The company is now busy at work on what will literally be the biggest The Elder Scrolls entry yet in The Elder Scrolls Online.  Unfortunately, as shown at E3 2013, it's simply not very good.

Taking a few things with a grain of salt because Bethesda and its parent company ZeniMax are still working on the game (they only recently announced that the player-character's hands will be view-able in first-person mode), TESO gets a pass on some thing such as its unappealingly dated graphics.  What it couldn't get a pass on, however, is its dull and disconnected gameplay.

Players will get to run the gambit in terms of TES-style character creation with all of the game's races available complete with multiple face and body types, as well as a number of visual customizations that can be made to them.  That part of TESO looks to be great - even if Bethesda only allowed E3 attendees hands-on with three pre-set builds.  It's just too darn bad it's all downhill from there.

Once actually in the game, it's amazing just how plain and generic it all seems.  This sensation is grossly disappointing when you think about just how special the TES setting of Tamriel has become over the years.  Take away location names and TESO could pass for nearly any other high fantasy MMORPG that's been on the market for the last five or so years.

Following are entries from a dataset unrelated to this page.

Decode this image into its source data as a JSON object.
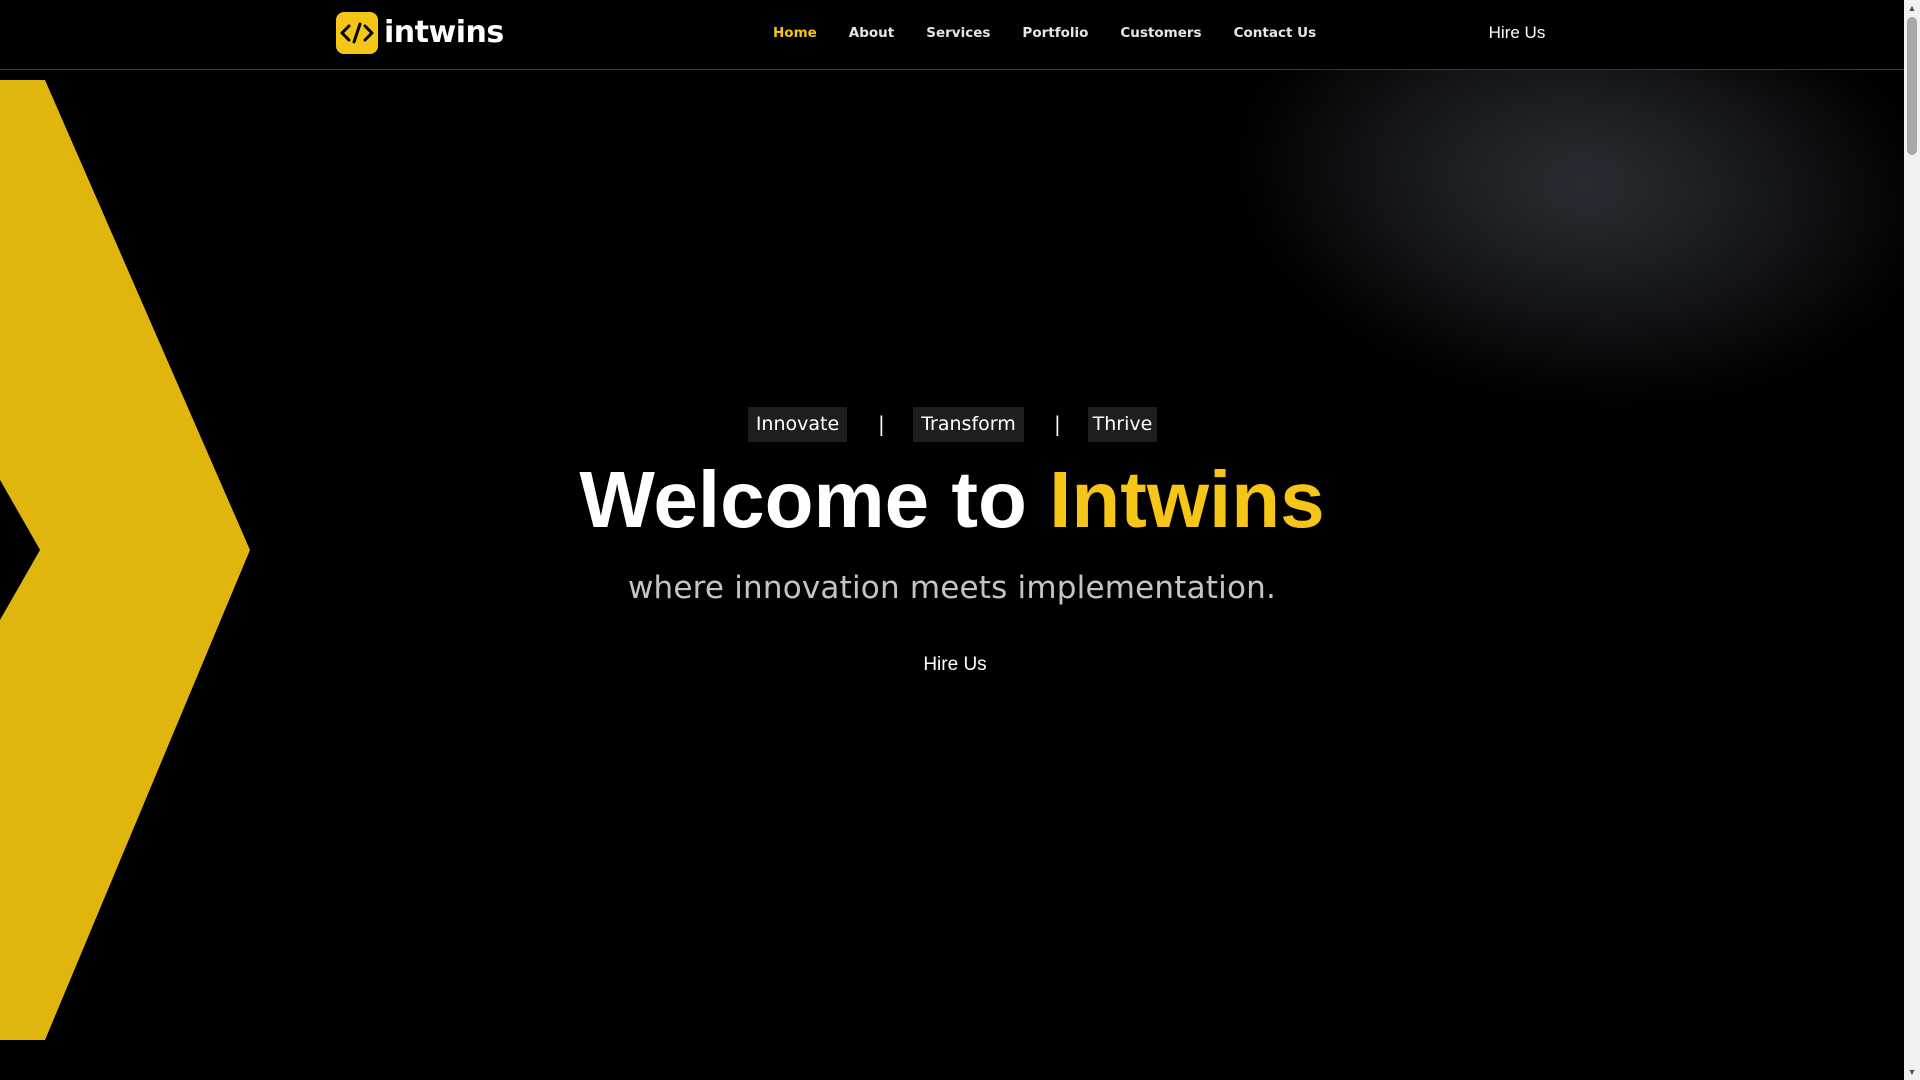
{
  "brand": {
    "name": "intwins",
    "logo_glyph": "</>",
    "accent_color": "#f5c518"
  },
  "nav": {
    "items": [
      {
        "label": "Home",
        "active": true
      },
      {
        "label": "About",
        "active": false
      },
      {
        "label": "Services",
        "active": false
      },
      {
        "label": "Portfolio",
        "active": false
      },
      {
        "label": "Customers",
        "active": false
      },
      {
        "label": "Contact Us",
        "active": false
      }
    ],
    "cta_label": "Hire Us"
  },
  "hero": {
    "taglines": [
      "Innovate",
      "Transform",
      "Thrive"
    ],
    "separator": "|",
    "title_prefix": "Welcome to ",
    "title_highlight": "Intwins",
    "subtitle": "where innovation meets implementation.",
    "cta_label": "Hire Us"
  },
  "decor": {
    "chevron_color": "#e0b60e",
    "background_color": "#000000"
  },
  "scrollbar": {
    "up_icon": "arrow-up-icon",
    "down_icon": "arrow-down-icon"
  }
}
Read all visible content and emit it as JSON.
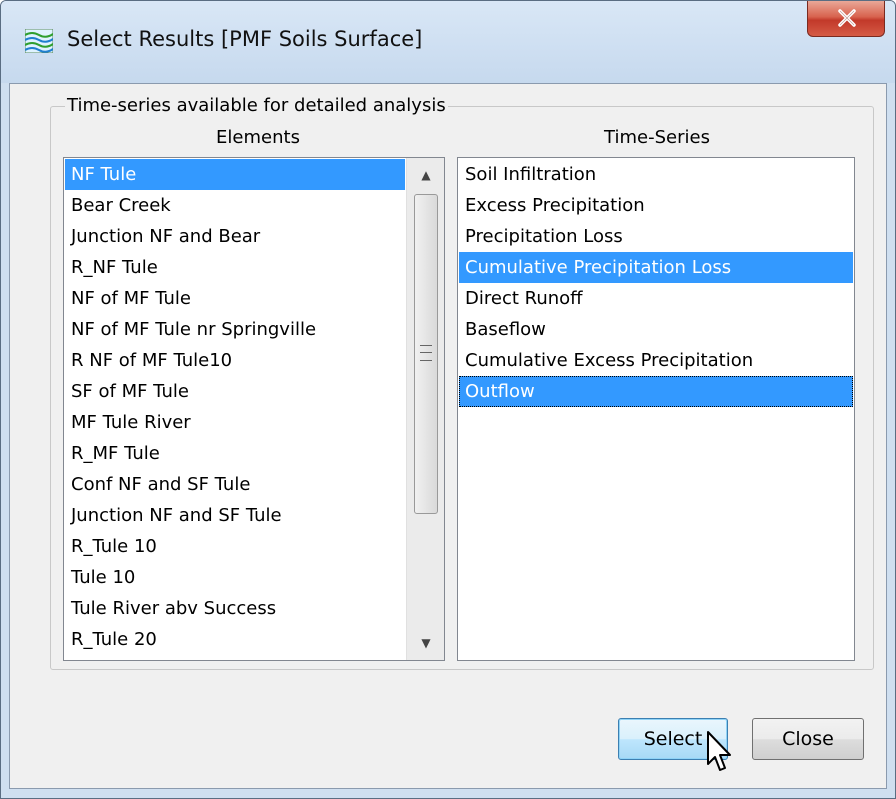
{
  "window": {
    "title": "Select Results [PMF Soils Surface]"
  },
  "group": {
    "legend": "Time-series available for detailed analysis"
  },
  "elements": {
    "header": "Elements",
    "items": [
      {
        "label": "NF Tule",
        "selected": true
      },
      {
        "label": "Bear Creek"
      },
      {
        "label": "Junction NF and Bear"
      },
      {
        "label": "R_NF Tule"
      },
      {
        "label": "NF of MF Tule"
      },
      {
        "label": "NF of MF Tule nr Springville"
      },
      {
        "label": "R NF of MF Tule10"
      },
      {
        "label": "SF of MF Tule"
      },
      {
        "label": "MF Tule River"
      },
      {
        "label": "R_MF Tule"
      },
      {
        "label": "Conf NF and SF Tule"
      },
      {
        "label": "Junction NF and SF Tule"
      },
      {
        "label": "R_Tule 10"
      },
      {
        "label": "Tule 10"
      },
      {
        "label": "Tule River abv Success"
      },
      {
        "label": "R_Tule 20"
      }
    ]
  },
  "timeseries": {
    "header": "Time-Series",
    "items": [
      {
        "label": "Soil Infiltration"
      },
      {
        "label": "Excess Precipitation"
      },
      {
        "label": "Precipitation Loss"
      },
      {
        "label": "Cumulative Precipitation Loss",
        "selected": true
      },
      {
        "label": "Direct Runoff"
      },
      {
        "label": "Baseflow"
      },
      {
        "label": "Cumulative Excess Precipitation"
      },
      {
        "label": "Outflow",
        "selected": true,
        "focused": true
      }
    ]
  },
  "buttons": {
    "select_label": "Select",
    "close_label": "Close"
  },
  "colors": {
    "selection": "#3399ff",
    "close_button": "#c2392a"
  }
}
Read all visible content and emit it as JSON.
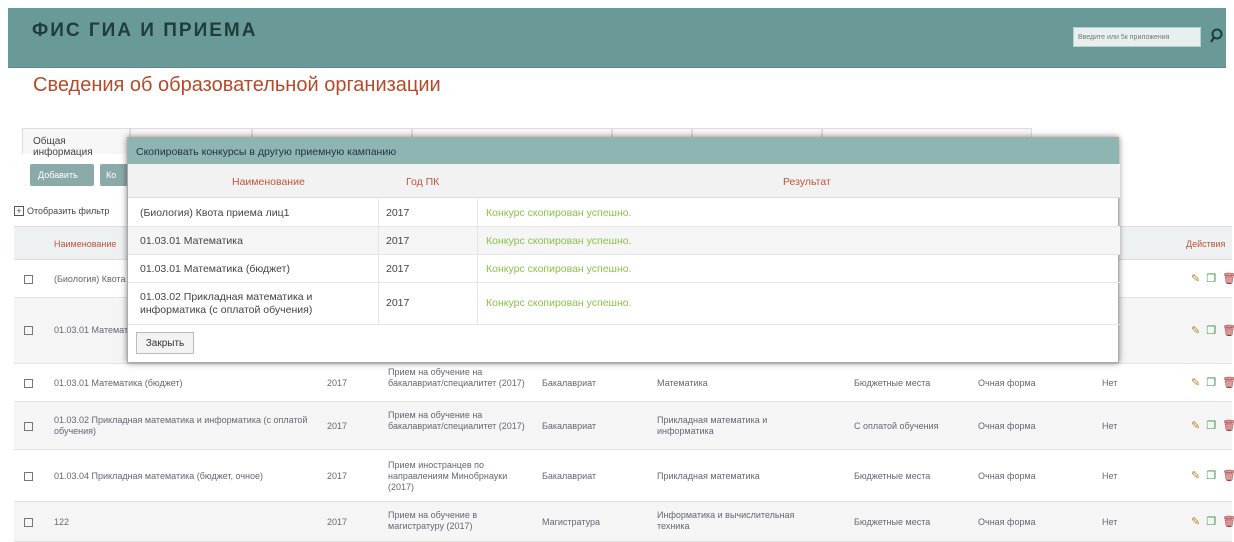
{
  "app": {
    "title": "ФИС ГИА И ПРИЕМА",
    "search_placeholder": "Введите или 5к приложения"
  },
  "page": {
    "title": "Сведения об образовательной организации"
  },
  "tabs": [
    "Общая информация",
    "",
    "",
    "",
    "",
    "",
    "",
    ""
  ],
  "toolbar": {
    "add": "Добавить",
    "second": "Ко"
  },
  "filter": {
    "label": "Отобразить фильтр"
  },
  "table": {
    "headers": {
      "name": "Наименование",
      "actions": "Действия"
    },
    "rows": [
      {
        "name": "(Биология) Квота приема лиц1",
        "year": "",
        "campaign": "",
        "level": "",
        "direction": "",
        "source": "",
        "form": "",
        "flag": ""
      },
      {
        "name": "01.03.01 Математика",
        "year": "",
        "campaign": "",
        "level": "",
        "direction": "",
        "source": "",
        "form": "",
        "flag": ""
      },
      {
        "name": "01.03.01 Математика (бюджет)",
        "year": "2017",
        "campaign": "Прием на обучение на бакалавриат/специалитет (2017)",
        "level": "Бакалавриат",
        "direction": "Математика",
        "source": "Бюджетные места",
        "form": "Очная форма",
        "flag": "Нет"
      },
      {
        "name": "01.03.02 Прикладная математика и информатика (с оплатой обучения)",
        "year": "2017",
        "campaign": "Прием на обучение на бакалавриат/специалитет (2017)",
        "level": "Бакалавриат",
        "direction": "Прикладная математика и информатика",
        "source": "С оплатой обучения",
        "form": "Очная форма",
        "flag": "Нет"
      },
      {
        "name": "01.03.04 Прикладная математика (бюджет, очное)",
        "year": "2017",
        "campaign": "Прием иностранцев по направлениям Минобрнауки (2017)",
        "level": "Бакалавриат",
        "direction": "Прикладная математика",
        "source": "Бюджетные места",
        "form": "Очная форма",
        "flag": "Нет"
      },
      {
        "name": "122",
        "year": "2017",
        "campaign": "Прием на обучение в магистратуру (2017)",
        "level": "Магистратура",
        "direction": "Информатика и вычислительная техника",
        "source": "Бюджетные места",
        "form": "Очная форма",
        "flag": "Нет"
      }
    ]
  },
  "modal": {
    "title": "Скопировать конкурсы в другую приемную кампанию",
    "headers": {
      "name": "Наименование",
      "year": "Год ПК",
      "result": "Результат"
    },
    "rows": [
      {
        "name": "(Биология) Квота приема лиц1",
        "year": "2017",
        "result": "Конкурс скопирован успешно."
      },
      {
        "name": "01.03.01 Математика",
        "year": "2017",
        "result": "Конкурс скопирован успешно."
      },
      {
        "name": "01.03.01 Математика (бюджет)",
        "year": "2017",
        "result": "Конкурс скопирован успешно."
      },
      {
        "name": "01.03.02 Прикладная математика и информатика (с оплатой обучения)",
        "year": "2017",
        "result": "Конкурс скопирован успешно."
      }
    ],
    "close": "Закрыть"
  },
  "colors": {
    "header": "#6a9a98",
    "modal_header": "#8fb5b3",
    "title": "#b54a2a",
    "success": "#8bc34a"
  }
}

Actual gameplay, too, seems generic.  In fact, it's generic to the point of being dull.  Combat is nothing special and is where players will feel the largest disconnect.  There was no feedback, no satisfaction from landing a blow on an enemy and there was little in the way of feeling accomplished upon defeating a foe, regardless of how significant that foe may be.  To put it plainly, the game got boring very quickly - something that doesn't bode well for a game which should have players losing sleep and missing work or school to play.

Because of the success and strong following the series had achieved over the past two decades, it's easy to want TESO to succeed.  The problem is that the franchise may fall victim to its own success as fail to meet lofty expectations.

Bethesda still has time before the game goes public in Spring of 2014, so there's time to make this the unique and high quality experience it should be.  Sadly, there is a formidable amount of work needed to get it there.

Bethesda showed The Elder Scrolls Online as a PC game during E3 2013, but the game is also set to release for Xbox One and PlayStation 4.